Marriage of deceit and desire

By Sherra Hill

Despite the Calgary Philharmonic Orchestra’s recent strike, the music for The Marriage of Figaro is phenomenal.

The stand-ins, professional musicians from around the province, demonstrated remarkable talent and won a standing ovation at the end. The singers gained a similar response from the audience, still bowing and curtsying as the curtain hovered uncertainly in the middle of its descent, not sure whether to go back up or down. Granted, many of the singers deserved their own standing ovations, especially Valdine Anderson who wowed the audience with her hauntingly beautiful soprano solos as Countess Almaviva.

The opera’s plot rests on the central theme of servant versus master. Figaro, a servant, underhandedly manipulates his master, the Count Almaviva, to prevent him from exercising his droit de Signeur, a feudal lord’s right to sleep with his servant’s would-be wife, Susanna, before their wedding. What follows is a harrowing comedy full of dramatic irony. The audience is always aware of what the characters are not, essentially making a mockery of the aristocratic Count.

Because The Marriage of Figaro is sung entirely in Spanish, my eyes were absorbed in the English translation hovering above the stage.
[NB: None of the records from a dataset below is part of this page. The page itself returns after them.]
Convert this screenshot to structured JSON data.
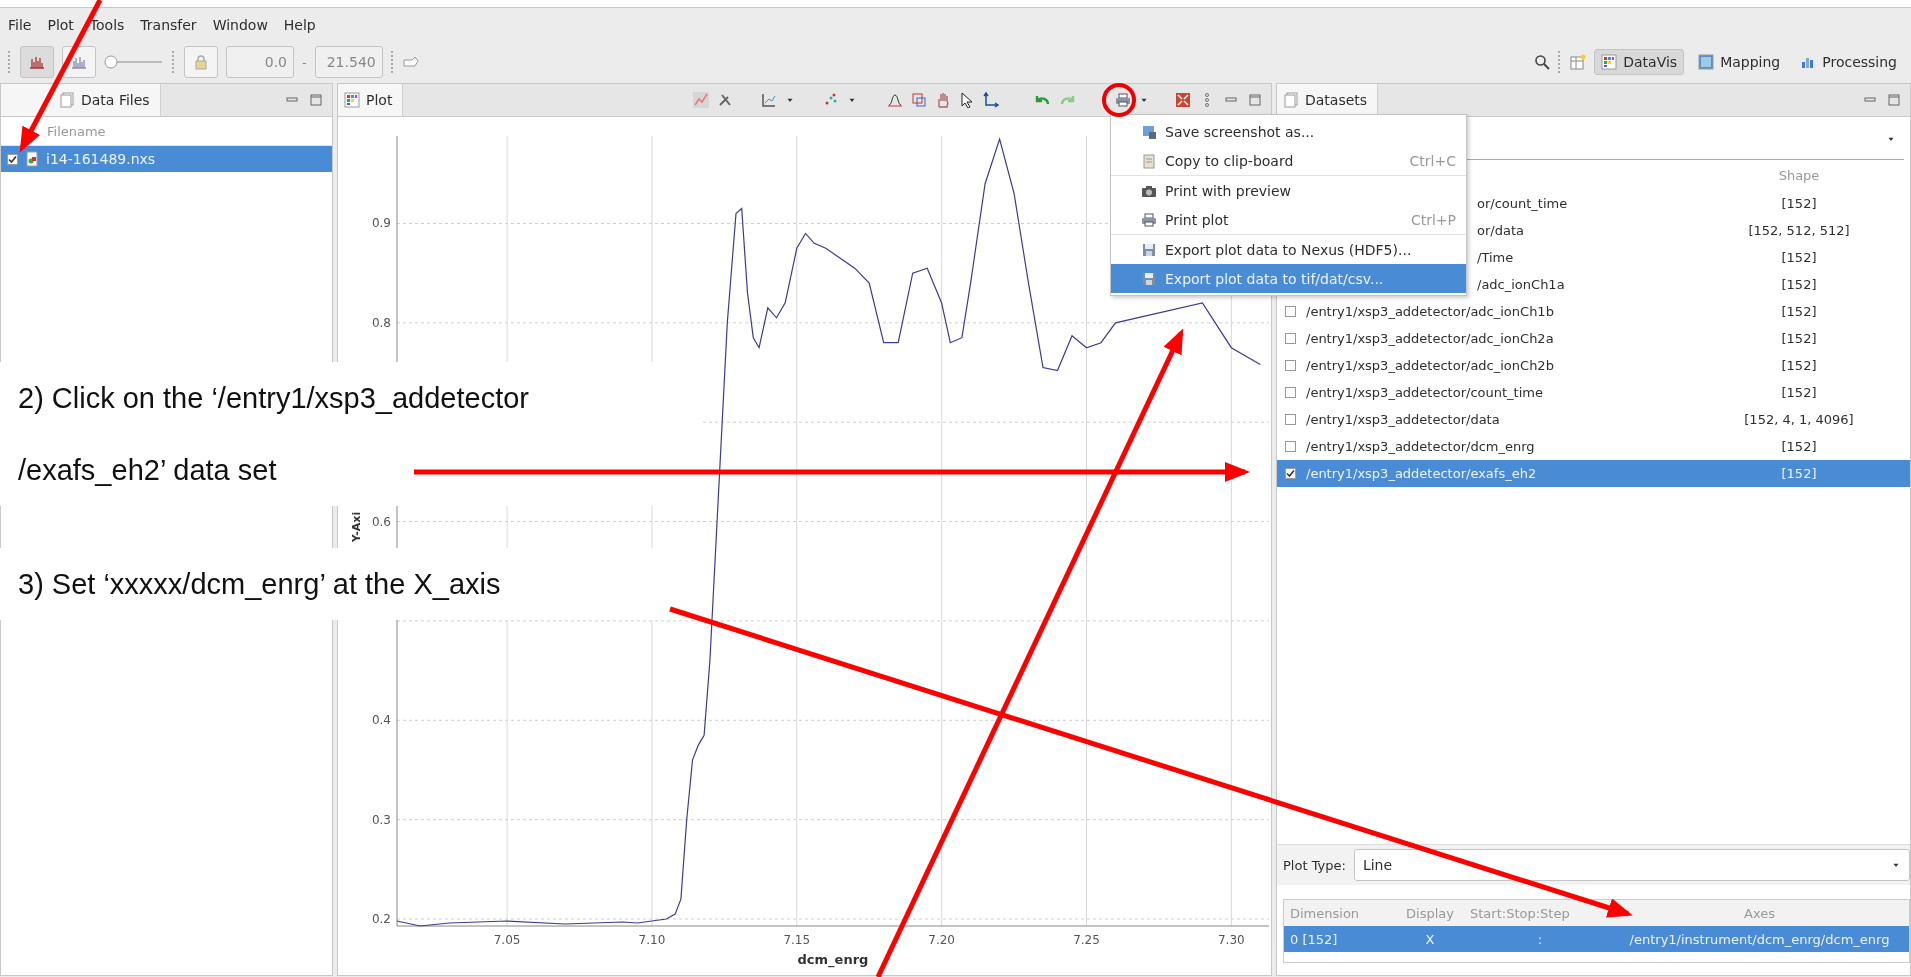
{
  "menu_bar": [
    "File",
    "Plot",
    "Tools",
    "Transfer",
    "Window",
    "Help"
  ],
  "toolbar": {
    "zoom_slider": {
      "level": 0
    },
    "range_start": "0.0",
    "range_separator": "-",
    "range_end": "21.540",
    "perspectives": [
      {
        "label": "DataVis",
        "selected": true
      },
      {
        "label": "Mapping",
        "selected": false
      },
      {
        "label": "Processing",
        "selected": false
      }
    ]
  },
  "data_files": {
    "title": "Data Files",
    "column": "Filename",
    "files": [
      {
        "name": "i14-161489.nxs",
        "checked": true,
        "selected": true
      }
    ]
  },
  "plot": {
    "title": "Plot",
    "chart_data": {
      "type": "line",
      "xlabel": "dcm_enrg",
      "ylabel": "Y-Axi",
      "xlim": [
        7.012,
        7.313
      ],
      "ylim": [
        0.193,
        0.988
      ],
      "grid": true,
      "xticks": [
        {
          "value": 7.05,
          "label": "7.05"
        },
        {
          "value": 7.1,
          "label": "7.10"
        },
        {
          "value": 7.15,
          "label": "7.15"
        },
        {
          "value": 7.2,
          "label": "7.20"
        },
        {
          "value": 7.25,
          "label": "7.25"
        },
        {
          "value": 7.3,
          "label": "7.30"
        }
      ],
      "yticks": [
        0.2,
        0.3,
        0.4,
        0.6,
        0.8,
        0.9
      ],
      "x": [
        7.012,
        7.02,
        7.03,
        7.05,
        7.07,
        7.09,
        7.095,
        7.1,
        7.105,
        7.108,
        7.11,
        7.112,
        7.114,
        7.116,
        7.118,
        7.12,
        7.123,
        7.126,
        7.129,
        7.131,
        7.133,
        7.135,
        7.137,
        7.14,
        7.143,
        7.146,
        7.15,
        7.153,
        7.156,
        7.16,
        7.17,
        7.175,
        7.18,
        7.185,
        7.19,
        7.195,
        7.2,
        7.203,
        7.207,
        7.21,
        7.215,
        7.22,
        7.225,
        7.23,
        7.235,
        7.24,
        7.245,
        7.25,
        7.255,
        7.26,
        7.29,
        7.3,
        7.31
      ],
      "series": [
        {
          "color": "#3c3c8c",
          "values": [
            0.198,
            0.193,
            0.196,
            0.198,
            0.195,
            0.197,
            0.196,
            0.198,
            0.2,
            0.205,
            0.22,
            0.3,
            0.36,
            0.375,
            0.385,
            0.46,
            0.63,
            0.8,
            0.91,
            0.915,
            0.83,
            0.785,
            0.775,
            0.815,
            0.805,
            0.82,
            0.875,
            0.89,
            0.88,
            0.875,
            0.855,
            0.84,
            0.78,
            0.78,
            0.85,
            0.855,
            0.82,
            0.78,
            0.785,
            0.84,
            0.94,
            0.985,
            0.93,
            0.84,
            0.755,
            0.752,
            0.787,
            0.775,
            0.78,
            0.8,
            0.82,
            0.775,
            0.758
          ]
        }
      ]
    }
  },
  "plot_menu": {
    "items": [
      {
        "label": "Save screenshot as...",
        "selected": false,
        "separator_after": false
      },
      {
        "label": "Copy to clip-board",
        "shortcut": "Ctrl+C",
        "selected": false,
        "separator_after": true
      },
      {
        "label": "Print with preview",
        "selected": false,
        "separator_after": false
      },
      {
        "label": "Print plot",
        "shortcut": "Ctrl+P",
        "selected": false,
        "separator_after": true
      },
      {
        "label": "Export plot data to Nexus (HDF5)...",
        "selected": false,
        "separator_after": false
      },
      {
        "label": "Export plot data to tif/dat/csv...",
        "selected": true,
        "separator_after": false
      }
    ]
  },
  "datasets": {
    "title": "Datasets",
    "shape_column": "Shape",
    "rows": [
      {
        "kind": "partial",
        "name": "or/count_time",
        "shape": "[152]"
      },
      {
        "kind": "partial",
        "name": "or/data",
        "shape": "[152, 512, 512]"
      },
      {
        "kind": "partial",
        "name": "/Time",
        "shape": "[152]"
      },
      {
        "kind": "partial",
        "name": "/adc_ionCh1a",
        "shape": "[152]"
      },
      {
        "kind": "full",
        "name": "/entry1/xsp3_addetector/adc_ionCh1b",
        "shape": "[152]",
        "checked": false,
        "selected": false
      },
      {
        "kind": "full",
        "name": "/entry1/xsp3_addetector/adc_ionCh2a",
        "shape": "[152]",
        "checked": false,
        "selected": false
      },
      {
        "kind": "full",
        "name": "/entry1/xsp3_addetector/adc_ionCh2b",
        "shape": "[152]",
        "checked": false,
        "selected": false
      },
      {
        "kind": "full",
        "name": "/entry1/xsp3_addetector/count_time",
        "shape": "[152]",
        "checked": false,
        "selected": false
      },
      {
        "kind": "full",
        "name": "/entry1/xsp3_addetector/data",
        "shape": "[152, 4, 1, 4096]",
        "checked": false,
        "selected": false
      },
      {
        "kind": "full",
        "name": "/entry1/xsp3_addetector/dcm_enrg",
        "shape": "[152]",
        "checked": false,
        "selected": false
      },
      {
        "kind": "full",
        "name": "/entry1/xsp3_addetector/exafs_eh2",
        "shape": "[152]",
        "checked": true,
        "selected": true
      }
    ],
    "plot_type_label": "Plot Type:",
    "plot_type": "Line",
    "dimensions": {
      "columns": [
        "Dimension",
        "Display",
        "Start:Stop:Step",
        "Axes"
      ],
      "rows": [
        {
          "dimension": "0 [152]",
          "display": "X",
          "range": ":",
          "axes": "/entry1/instrument/dcm_enrg/dcm_enrg",
          "selected": true
        }
      ]
    }
  },
  "annotations": [
    {
      "lines": [
        "2) Click on the ‘/entry1/xsp3_addetector",
        "/exafs_eh2’ data set"
      ]
    },
    {
      "lines": [
        "3) Set ‘xxxxx/dcm_enrg’ at the X_axis"
      ]
    }
  ]
}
Consequently, I missed a lot of the nuances in the performance. It was like trying to drive a car and read a book at the same time. Even though dialogue was the primary means of plot revelation, the English text was unfortunately too vague to reveal much. There were hardly any visual cues.
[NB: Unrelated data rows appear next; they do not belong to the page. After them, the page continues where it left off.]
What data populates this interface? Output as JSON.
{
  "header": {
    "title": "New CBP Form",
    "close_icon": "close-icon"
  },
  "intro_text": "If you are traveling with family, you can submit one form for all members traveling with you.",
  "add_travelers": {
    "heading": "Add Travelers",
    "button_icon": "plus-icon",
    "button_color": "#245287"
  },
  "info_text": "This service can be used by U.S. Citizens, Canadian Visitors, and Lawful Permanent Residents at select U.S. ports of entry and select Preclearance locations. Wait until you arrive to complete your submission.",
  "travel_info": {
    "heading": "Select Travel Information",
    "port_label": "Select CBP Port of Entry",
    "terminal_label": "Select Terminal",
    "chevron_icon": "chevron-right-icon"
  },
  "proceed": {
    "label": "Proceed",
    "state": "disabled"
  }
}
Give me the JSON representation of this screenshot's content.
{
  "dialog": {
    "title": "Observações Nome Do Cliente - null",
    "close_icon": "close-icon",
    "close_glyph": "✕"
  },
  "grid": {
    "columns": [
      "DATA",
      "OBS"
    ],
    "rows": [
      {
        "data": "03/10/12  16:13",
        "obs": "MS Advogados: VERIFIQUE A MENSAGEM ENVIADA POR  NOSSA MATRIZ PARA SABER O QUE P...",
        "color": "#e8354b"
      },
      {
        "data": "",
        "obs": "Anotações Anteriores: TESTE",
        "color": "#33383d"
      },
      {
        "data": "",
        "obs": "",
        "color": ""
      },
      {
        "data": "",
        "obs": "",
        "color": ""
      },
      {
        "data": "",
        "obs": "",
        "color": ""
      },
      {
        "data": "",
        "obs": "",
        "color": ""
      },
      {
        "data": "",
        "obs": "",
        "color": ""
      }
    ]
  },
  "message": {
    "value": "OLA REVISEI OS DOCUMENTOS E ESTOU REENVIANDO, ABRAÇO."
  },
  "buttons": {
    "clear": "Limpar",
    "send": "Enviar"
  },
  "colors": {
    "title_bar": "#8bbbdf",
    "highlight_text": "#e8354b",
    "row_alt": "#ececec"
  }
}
With only a maximum of three different stage sets and little movements or gestures, the story was difficult to follow. Apart from impressive costumes, there really wasn’t much to see on stage and I couldn’t help wondering when more props or characters would appear to fan the fire.
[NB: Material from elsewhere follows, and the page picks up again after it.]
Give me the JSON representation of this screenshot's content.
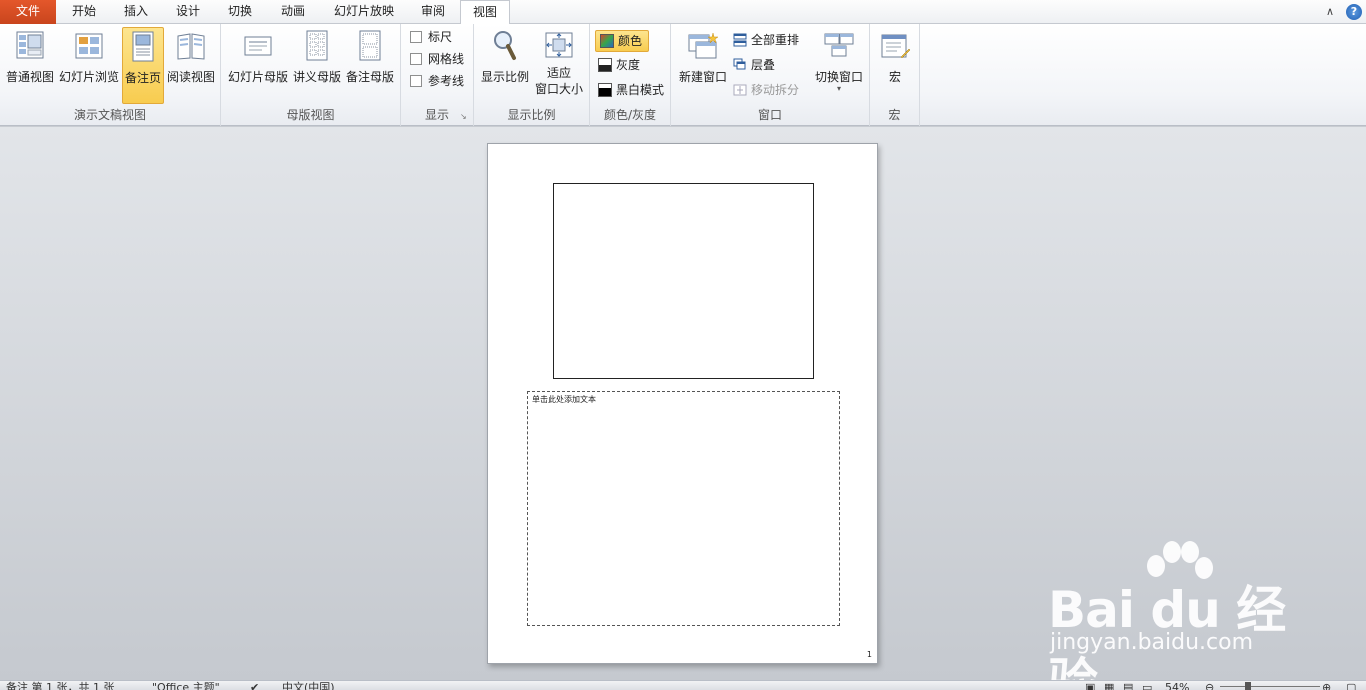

After intermission, I was determined to let go of my need to understand and just relax and enjoy the music. If you go to this opera with ears perked, you will not be disappointed–especially if you’re fortunate enough to understand Spanish. The allure of a romance language along with the singers’ emotionally expressive voices made for a beautiful opera, despite a definite lack of action.

Written by Pierre Augustin Caron de Beaumarchais in 1782, it was banned from public viewing by Louis XVI for being too political. Today, however, it won’t be the political edge that draws crowds to The Marriage of Figaro, but instead the magnificent voices and musical talent that grace the stage.